Books Magazine

Breath, Eyes, Memory by Edwidge Danticat

By Curlygeek04 @curlygeek04

breathI want to say I loved this book, but it was a little difficult for me to relate to, even though it’s well written and has important themes.  Still, maybe this isn’t the kind of book you love.  It’s more a book you read to increase your knowledge of the world.

Sophie is a young girl growing up with her aunt in Haiti. When she’s twelve she goes to live with her mother in New York. Sophie doesn’t know her mother but they come to build a strong relationship. That is, until Sophie becomes old enough to become interested in an older man who lives next door.

In some ways, this is a story of living in two very different worlds, the United States and Haiti. Haiti is a dangerous place; the people are terrorized by soldiers called the Macoutes who commit random violence. Sophie witnesses a beating in the market and learns that her birth was the result of her mother’s rape by a faceless soldier. But Haiti is also Sophie’s home.

Author Danticat, who was only 24 when she wrote this book, wants to convey both the beauty and the trauma of life in Haiti during this time. The book is semi-autobiographical in that she was also raised by an aunt in Haiti and went to the U.S. with her parents at the age of 12.

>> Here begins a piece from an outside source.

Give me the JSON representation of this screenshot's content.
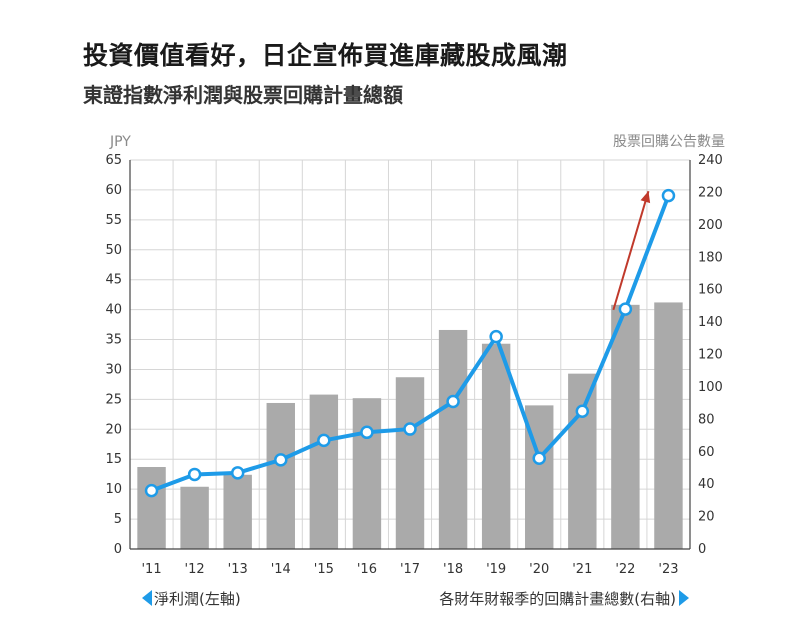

I come from a place where breath, eyes and memory are one, a place from which you carry your past like the hair on your head. Where women return to their children as butterflies or as tears in the eyes of the statues that their daughters pray to.

I particularly liked the earlier part of the book where Sophie is a child. At the age of twelve, she has to leave everything she knows to get on a plane and build a relationship with the mother she’s never known. Then she experiences her first love, but also faces her mother’s crushing fear of men and sexuality.

Still, I found it difficult to feel I really understood Sophie, in part because of Danticat’s spare, unemotional prose and her limited description of events. We also have a big leap in time from age twelve to eighteen. It’s a little hard to get into Sophia’s head – for example, at one point she takes her infant child to Haiti without ever telling her husband where she’s gone and without having any kind of plan for what to do next.

It’s when Sophie returns from Haiti that I began to understand more about Sophie’s relationship with her mother, and her fears for her future relationship with her daughter.

Some nights I woke up in a cold sweat wondering if my mother’s anxiety was somehow hereditary or if it was something I had “caught” from living with her. Her nightmares had somehow become my own, so much so that I would wake up some mornings wondering we hadn’t both spent the night dreaming about the same thing: a man with no face, pounding a life into a helpless young girl.

I was sympathetic but somehow not as moved by this book as I wanted to be. This is a fairly short book and it felt like a lot of serious issues get thrown at you but not explored as thoroughly as I would have liked. I wanted to know more about Haiti and Danticat’s experiences, and there is a lot in this book I probably didn’t understand. This book would be great to study and discuss. But as a solitary reader, I found myself wanting more.